皆さんこんにちは!
今回は『共鳴』について新たな視点から書いてみたいと思います。
フースラーや、リードも『声帯より上方を意識するあまりに肝心なことを見失っている』という趣旨を述べていますが、その1つが「共鳴」です。
共鳴により、音を増大させる方法を追求するあまりに声に関しての本質を見失ってしまうシンガーがとても多いです。
ですので今回はその辺りについての考察を述べてみたいと思います!
『声帯より上方のことばかりに気を取られてしまうこと』に、フースラーも、リードも警笛を鳴らします。
それは『共鳴』をはじめとする声帯原音以外の現象の操作を指します。
それらは大事なことですが、声帯そのものの間接操作や筋力のレベルアップを端に追いやってしまうと本質は見えなくなります。
— ゆーま/ボイトレ本執筆中♪ (@MVS_music) 2019年7月2日
では、いってみましょ〜!
共鳴とは
これは既に3年ほど前にこちらのyoutube動画で説明していますが、『共鳴』とは声帯で鳴った原音が身体の共鳴腔で増大されることを指します。
例えると、鍾乳洞のように潤った硬い空間で音が反響するようなイメージです。
この反響音をしっかりと感覚的にコントロールしながら音を増大させることが共鳴による音量増大法です。
共鳴増大法の限界点
ここで先に述べておきたいことは、僕が『共鳴』を軽く見ているということではないということです。
共鳴をしっかりと感じて音をコントロールすることは、とても大切なのですが、その一歩手前にはまだ大切なことがあるのです。
それは『声帯原音自体の音量』です。
ここで、例えを1つ。
同じ大きさの鍾乳洞で2人が交互に手を叩いたとします。
その時に、2人の手を叩く音自体の大きさが違ったとすると響く音量も違ってきます。
これは手を叩く音自体(原音)に差があるために、同じ大きさの空間では響く音量にも差が生まれたということです。
さて、話を戻します。
身体の共鳴腔は、その空間の絶対値や、増大させうる共鳴量の絶対値には上限があります。
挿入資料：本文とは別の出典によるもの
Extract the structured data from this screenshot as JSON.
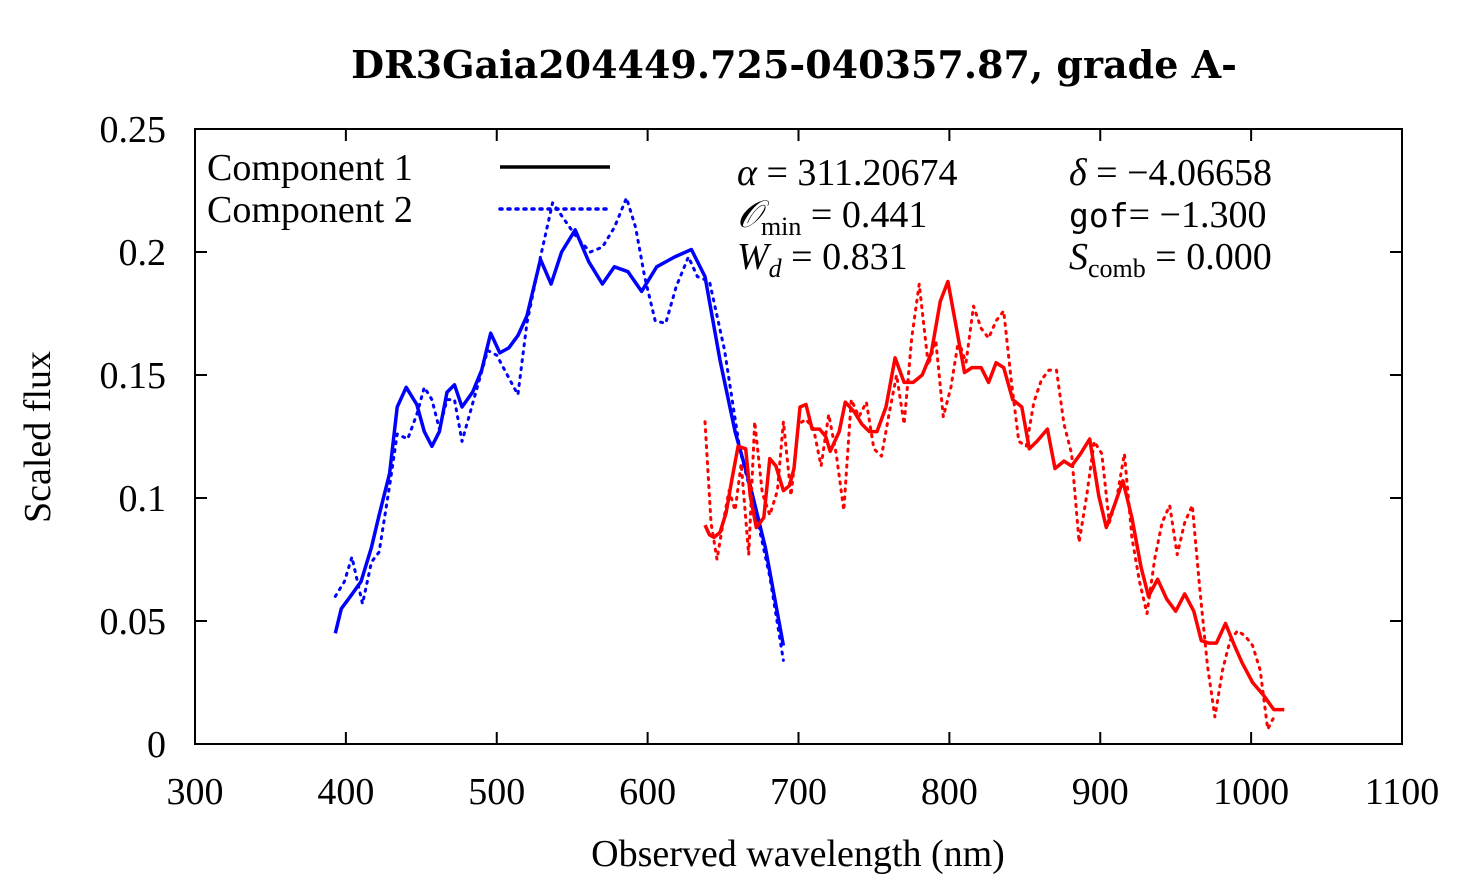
{
  "chart_data": {
    "type": "line",
    "title": "DR3Gaia204449.725-040357.87, grade A-",
    "xlabel": "Observed wavelength (nm)",
    "ylabel": "Scaled flux",
    "xlim": [
      300,
      1100
    ],
    "ylim": [
      0,
      0.25
    ],
    "xticks": [
      300,
      400,
      500,
      600,
      700,
      800,
      900,
      1000,
      1100
    ],
    "yticks": [
      0,
      0.05,
      0.1,
      0.15,
      0.2,
      0.25
    ],
    "xtick_labels": [
      "300",
      "400",
      "500",
      "600",
      "700",
      "800",
      "900",
      "1000",
      "1100"
    ],
    "ytick_labels": [
      "0",
      "0.05",
      "0.1",
      "0.15",
      "0.2",
      "0.25"
    ],
    "grid": false,
    "legend_position": "top-left",
    "legend": [
      {
        "label": "Component 1",
        "style": "solid",
        "color": "#000000"
      },
      {
        "label": "Component 2",
        "style": "dotted",
        "color": "#0000ff"
      }
    ],
    "annotations": {
      "alpha_sym": "α",
      "alpha_eq": " = 311.20674",
      "delta_sym": "δ",
      "delta_eq": " = −4.06658",
      "omin_sym": "𝒪",
      "omin_sub": "min",
      "omin_eq": " = 0.441",
      "gof_name": "gof",
      "gof_eq": "= −1.300",
      "wd_sym": "W",
      "wd_sub": "d",
      "wd_eq": " = 0.831",
      "scomb_sym": "S",
      "scomb_sub": "comb",
      "scomb_eq": " = 0.000"
    },
    "series": [
      {
        "color": "#0000ff",
        "style": "solid",
        "x": [
          393,
          397,
          403,
          410,
          417,
          422,
          429,
          434,
          440,
          447,
          452,
          457,
          462,
          467,
          472,
          477,
          484,
          490,
          496,
          502,
          508,
          514,
          520,
          529,
          536,
          543,
          552,
          561,
          570,
          578,
          587,
          596,
          606,
          618,
          629,
          638,
          648,
          658,
          668,
          678,
          690
        ],
        "y": [
          0.045,
          0.055,
          0.06,
          0.066,
          0.08,
          0.093,
          0.11,
          0.137,
          0.145,
          0.138,
          0.127,
          0.121,
          0.127,
          0.143,
          0.146,
          0.137,
          0.143,
          0.152,
          0.167,
          0.159,
          0.161,
          0.166,
          0.174,
          0.197,
          0.187,
          0.2,
          0.209,
          0.196,
          0.187,
          0.194,
          0.192,
          0.184,
          0.194,
          0.198,
          0.201,
          0.19,
          0.156,
          0.127,
          0.105,
          0.08,
          0.04
        ]
      },
      {
        "color": "#0000ff",
        "style": "dotted",
        "x": [
          393,
          399,
          404,
          411,
          417,
          422,
          429,
          434,
          441,
          447,
          452,
          457,
          462,
          467,
          472,
          477,
          482,
          488,
          494,
          500,
          507,
          514,
          520,
          529,
          537,
          545,
          553,
          562,
          570,
          578,
          586,
          592,
          598,
          605,
          612,
          619,
          627,
          633,
          641,
          651,
          661,
          671,
          681,
          690
        ],
        "y": [
          0.06,
          0.066,
          0.076,
          0.057,
          0.074,
          0.078,
          0.105,
          0.126,
          0.124,
          0.134,
          0.145,
          0.14,
          0.128,
          0.14,
          0.14,
          0.123,
          0.134,
          0.147,
          0.16,
          0.158,
          0.15,
          0.142,
          0.171,
          0.198,
          0.22,
          0.213,
          0.206,
          0.2,
          0.202,
          0.21,
          0.222,
          0.21,
          0.19,
          0.172,
          0.171,
          0.186,
          0.198,
          0.19,
          0.188,
          0.16,
          0.12,
          0.096,
          0.068,
          0.034
        ]
      },
      {
        "color": "#ff0000",
        "style": "solid",
        "x": [
          638,
          641,
          644,
          648,
          652,
          656,
          660,
          665,
          668,
          672,
          677,
          681,
          685,
          690,
          694,
          697,
          701,
          705,
          709,
          714,
          718,
          721,
          727,
          731,
          737,
          742,
          747,
          752,
          758,
          764,
          770,
          776,
          782,
          788,
          794,
          799,
          805,
          810,
          815,
          821,
          826,
          831,
          836,
          842,
          848,
          853,
          858,
          865,
          870,
          876,
          881,
          887,
          893,
          899,
          904,
          910,
          915,
          921,
          927,
          932,
          938,
          944,
          950,
          956,
          962,
          967,
          972,
          977,
          983,
          989,
          994,
          1001,
          1008,
          1015,
          1022
        ],
        "y": [
          0.089,
          0.085,
          0.084,
          0.086,
          0.094,
          0.108,
          0.121,
          0.12,
          0.101,
          0.088,
          0.092,
          0.116,
          0.113,
          0.103,
          0.105,
          0.112,
          0.137,
          0.138,
          0.128,
          0.128,
          0.125,
          0.119,
          0.127,
          0.139,
          0.135,
          0.13,
          0.127,
          0.127,
          0.137,
          0.157,
          0.147,
          0.147,
          0.15,
          0.159,
          0.18,
          0.188,
          0.168,
          0.151,
          0.153,
          0.153,
          0.147,
          0.155,
          0.153,
          0.14,
          0.137,
          0.12,
          0.123,
          0.128,
          0.112,
          0.115,
          0.113,
          0.118,
          0.124,
          0.101,
          0.088,
          0.098,
          0.107,
          0.092,
          0.072,
          0.06,
          0.067,
          0.059,
          0.054,
          0.061,
          0.054,
          0.042,
          0.041,
          0.041,
          0.049,
          0.04,
          0.033,
          0.025,
          0.02,
          0.014,
          0.014
        ]
      },
      {
        "color": "#ff0000",
        "style": "dotted",
        "x": [
          638,
          642,
          646,
          650,
          654,
          658,
          662,
          667,
          671,
          676,
          681,
          686,
          690,
          695,
          700,
          705,
          710,
          715,
          720,
          725,
          730,
          735,
          740,
          745,
          750,
          755,
          760,
          765,
          770,
          775,
          780,
          786,
          791,
          796,
          801,
          806,
          811,
          816,
          821,
          826,
          831,
          836,
          841,
          846,
          851,
          856,
          861,
          866,
          871,
          876,
          881,
          886,
          891,
          896,
          901,
          906,
          911,
          916,
          921,
          926,
          931,
          936,
          941,
          946,
          951,
          956,
          961,
          966,
          971,
          976,
          981,
          986,
          991,
          996,
          1001,
          1006,
          1011,
          1016
        ],
        "y": [
          0.131,
          0.09,
          0.075,
          0.09,
          0.103,
          0.095,
          0.114,
          0.077,
          0.131,
          0.102,
          0.093,
          0.103,
          0.131,
          0.101,
          0.13,
          0.132,
          0.128,
          0.113,
          0.134,
          0.118,
          0.095,
          0.14,
          0.133,
          0.139,
          0.12,
          0.117,
          0.134,
          0.15,
          0.13,
          0.165,
          0.187,
          0.154,
          0.164,
          0.133,
          0.145,
          0.164,
          0.155,
          0.178,
          0.169,
          0.165,
          0.172,
          0.176,
          0.148,
          0.123,
          0.121,
          0.139,
          0.148,
          0.152,
          0.152,
          0.13,
          0.118,
          0.082,
          0.101,
          0.123,
          0.118,
          0.09,
          0.1,
          0.118,
          0.084,
          0.066,
          0.053,
          0.075,
          0.09,
          0.097,
          0.077,
          0.09,
          0.097,
          0.063,
          0.032,
          0.011,
          0.03,
          0.042,
          0.046,
          0.044,
          0.04,
          0.03,
          0.006,
          0.012
        ]
      }
    ]
  }
}
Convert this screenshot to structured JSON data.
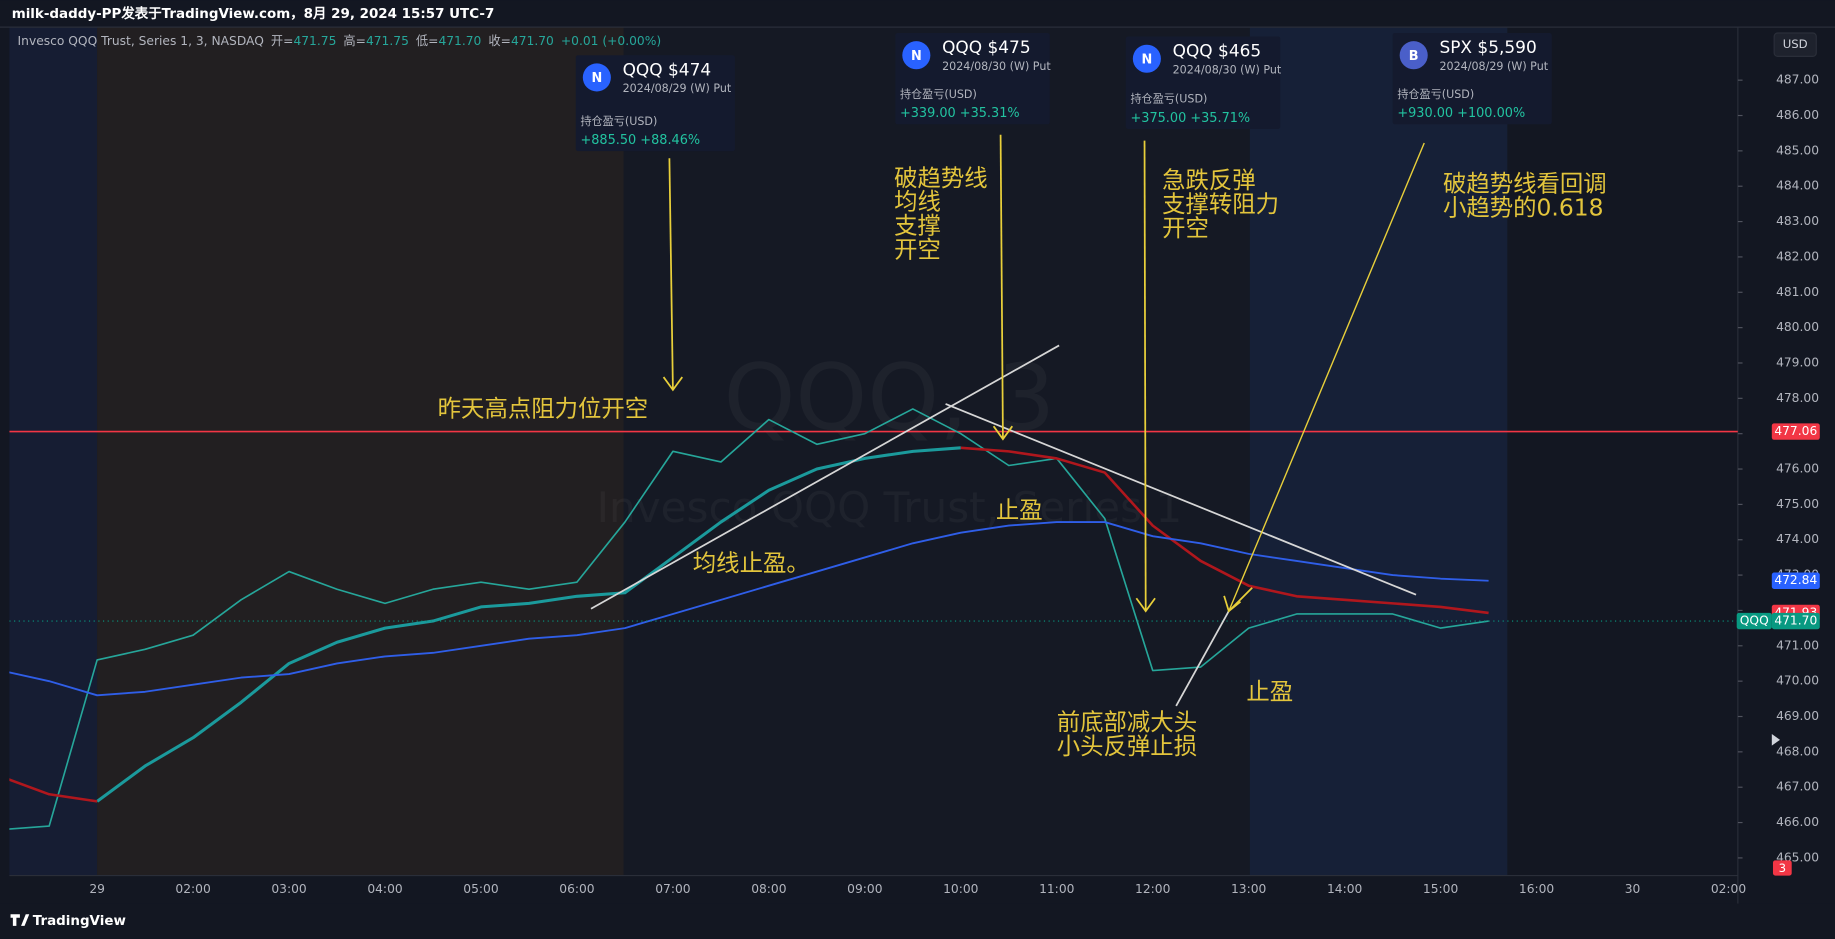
{
  "header": {
    "title": "milk-daddy-PP发表于TradingView.com，8月 29, 2024 15:57 UTC-7"
  },
  "legend": {
    "symbol": "Invesco QQQ Trust, Series 1, 3, NASDAQ",
    "fields": [
      {
        "label": "开=",
        "value": "471.75"
      },
      {
        "label": "高=",
        "value": "471.75"
      },
      {
        "label": "低=",
        "value": "471.70"
      },
      {
        "label": "收=",
        "value": "471.70"
      }
    ],
    "change": "+0.01 (+0.00%)"
  },
  "watermark": {
    "symbol": "QQQ, 3",
    "name": "Invesco QQQ Trust, Series 1"
  },
  "chart_data": {
    "type": "line",
    "categories": [
      null,
      null,
      "29",
      null,
      "02:00",
      null,
      "03:00",
      null,
      "04:00",
      null,
      "05:00",
      null,
      "06:00",
      null,
      "07:00",
      null,
      "08:00",
      null,
      "09:00",
      null,
      "10:00",
      null,
      "11:00",
      null,
      "12:00",
      null,
      "13:00",
      null,
      "14:00",
      null,
      "15:00",
      null,
      "16:00",
      null,
      "30",
      null,
      "02:00"
    ],
    "series": [
      {
        "color": "#26a69a",
        "values": [
          465.8,
          465.9,
          470.6,
          470.9,
          471.3,
          472.3,
          473.1,
          472.6,
          472.2,
          472.6,
          472.8,
          472.6,
          472.8,
          474.5,
          476.5,
          476.2,
          477.4,
          476.7,
          477.0,
          477.7,
          477.0,
          476.1,
          476.3,
          474.6,
          470.3,
          470.4,
          471.5,
          471.9,
          471.9,
          471.9,
          471.5,
          471.7,
          null,
          null,
          null,
          null,
          null
        ]
      },
      {
        "color": "#1b9a9c",
        "values": [
          null,
          null,
          466.6,
          467.6,
          468.4,
          469.4,
          470.5,
          471.1,
          471.5,
          471.7,
          472.1,
          472.2,
          472.4,
          472.5,
          473.5,
          474.5,
          475.4,
          476.0,
          476.3,
          476.5,
          476.6,
          null,
          null,
          null,
          null,
          null,
          null,
          null,
          null,
          null,
          null,
          null,
          null,
          null,
          null,
          null,
          null
        ]
      },
      {
        "color": "#b0171d",
        "values": [
          467.3,
          466.8,
          466.6,
          null,
          null,
          null,
          null,
          null,
          null,
          null,
          null,
          null,
          null,
          null,
          null,
          null,
          null,
          null,
          null,
          null,
          476.6,
          476.5,
          476.3,
          475.9,
          474.4,
          473.4,
          472.7,
          472.4,
          472.3,
          472.2,
          472.1,
          471.93,
          null,
          null,
          null,
          null,
          null
        ]
      },
      {
        "color": "#2f5ee8",
        "values": [
          470.3,
          470.0,
          469.6,
          469.7,
          469.9,
          470.1,
          470.2,
          470.5,
          470.7,
          470.8,
          471.0,
          471.2,
          471.3,
          471.5,
          471.9,
          472.3,
          472.7,
          473.1,
          473.5,
          473.9,
          474.2,
          474.4,
          474.5,
          474.5,
          474.1,
          473.9,
          473.6,
          473.4,
          473.2,
          473.0,
          472.9,
          472.84,
          null,
          null,
          null,
          null,
          null
        ]
      }
    ],
    "ylim": [
      464.5,
      488.5
    ],
    "yticks": [
      {
        "value": 465,
        "label": "465.00"
      },
      {
        "value": 466,
        "label": "466.00"
      },
      {
        "value": 467,
        "label": "467.00"
      },
      {
        "value": 468,
        "label": "468.00"
      },
      {
        "value": 469,
        "label": "469.00"
      },
      {
        "value": 470,
        "label": "470.00"
      },
      {
        "value": 471,
        "label": "471.00"
      },
      {
        "value": 472,
        "label": "472.00"
      },
      {
        "value": 473,
        "label": "473.00"
      },
      {
        "value": 474,
        "label": "474.00"
      },
      {
        "value": 475,
        "label": "475.00"
      },
      {
        "value": 476,
        "label": "476.00"
      },
      {
        "value": 477,
        "label": "477.00"
      },
      {
        "value": 478,
        "label": "478.00"
      },
      {
        "value": 479,
        "label": "479.00"
      },
      {
        "value": 480,
        "label": "480.00"
      },
      {
        "value": 481,
        "label": "481.00"
      },
      {
        "value": 482,
        "label": "482.00"
      },
      {
        "value": 483,
        "label": "483.00"
      },
      {
        "value": 484,
        "label": "484.00"
      },
      {
        "value": 485,
        "label": "485.00"
      },
      {
        "value": 486,
        "label": "486.00"
      },
      {
        "value": 487,
        "label": "487.00"
      }
    ],
    "grid": false,
    "hlines": [
      {
        "value": 477.06,
        "color": "#f23645"
      }
    ],
    "price_labels": [
      {
        "value": 472.84,
        "color": "#2962ff"
      },
      {
        "value": 471.93,
        "color": "#f23645"
      },
      {
        "value": 471.7,
        "label": "471.70",
        "color": "#089981",
        "tag": "QQQ"
      }
    ]
  },
  "cards": [
    {
      "icon": "N",
      "title": "QQQ $474",
      "subtitle": "2024/08/29 (W) Put",
      "label": "持仓盈亏(USD)",
      "pnl": "+885.50 +88.46%"
    },
    {
      "icon": "N",
      "title": "QQQ $475",
      "subtitle": "2024/08/30 (W) Put",
      "label": "持仓盈亏(USD)",
      "pnl": "+339.00 +35.31%"
    },
    {
      "icon": "N",
      "title": "QQQ $465",
      "subtitle": "2024/08/30 (W) Put",
      "label": "持仓盈亏(USD)",
      "pnl": "+375.00 +35.71%"
    },
    {
      "icon": "B",
      "title": "SPX $5,590",
      "subtitle": "2024/08/29 (W) Put",
      "label": "持仓盈亏(USD)",
      "pnl": "+930.00 +100.00%"
    }
  ],
  "annotations": [
    {
      "lines": [
        "昨天高点阻力位开空"
      ]
    },
    {
      "lines": [
        "破趋势线",
        "均线",
        "支撑",
        "开空"
      ]
    },
    {
      "lines": [
        "急跌反弹",
        "支撑转阻力",
        "开空"
      ]
    },
    {
      "lines": [
        "破趋势线看回调",
        "小趋势的0.618"
      ]
    },
    {
      "lines": [
        "止盈"
      ]
    },
    {
      "lines": [
        "均线止盈。"
      ]
    },
    {
      "lines": [
        "前底部减大头",
        "小头反弹止损"
      ]
    },
    {
      "lines": [
        "止盈"
      ]
    }
  ],
  "toolbar": {
    "currency": "USD",
    "alert_count": "3"
  },
  "footer": {
    "brand": "TradingView"
  }
}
頭部にある共鳴腔(鼻腔や、副鼻腔)は鍾乳洞と同じく骨組織で形成されているため大きさを増大させられません。
イコール、音量増大には、やはり絶対値が用意されています。
では、その絶対値をどうやって破るのか?
それは、先程の2人の手を叩く音と同じように原音を強くするのです。
原音を強くすることができれば、それに応じて共鳴腔の持つ絶対値まで音量を増大させ続けられます。
共鳴と原音が引き離せない関係を構築している以上、原音の音量レベルを引き上げられれば共鳴腔の持つ絶対値も引き上がったようなものなのです。
原音の問題を解決しないシンガー達
はじめに書いたリードとフースラーの警笛は、このようなことでしたね。
『声帯より上方を意識するあまりに肝心なことを見失っている』
これは、そもそも原音自体に全く意識が向いていないために、現時点での原音の音量や、声帯の間接操作テクニックのレベルのまま、共鳴や、その他の方法によって歌声をどうにかしようとしてしまうシンガーに向けての警笛です。
共鳴1つとってみても、そこには絶対値が存在してしまう以上、絶対に超えられない壁に向かって突っ込んで行くようなものです。
そして、その壁を無理に突破しようとすると、全てのリスクは容赦無く『声』に返ってきます。
誰が聴いてもイビツな声質、細く硬い金切り声、全く操作できそうにない硬直した声、揺れ声、種類は数え切れません。
そのような声の持つ特徴は全て、歌っているシンガーが感じるフィーリングが悪いのです。
断言しますが、発声の際のフィーリングが悪い場合、たとえ「それでOK!」とトレーナーに言われても間違っています。
シンガー自身が体感に違和感を感じることは、それほどまでに信じて良いことなのです。
自分自身の声や感覚を客観的に見ることも大切にしてください。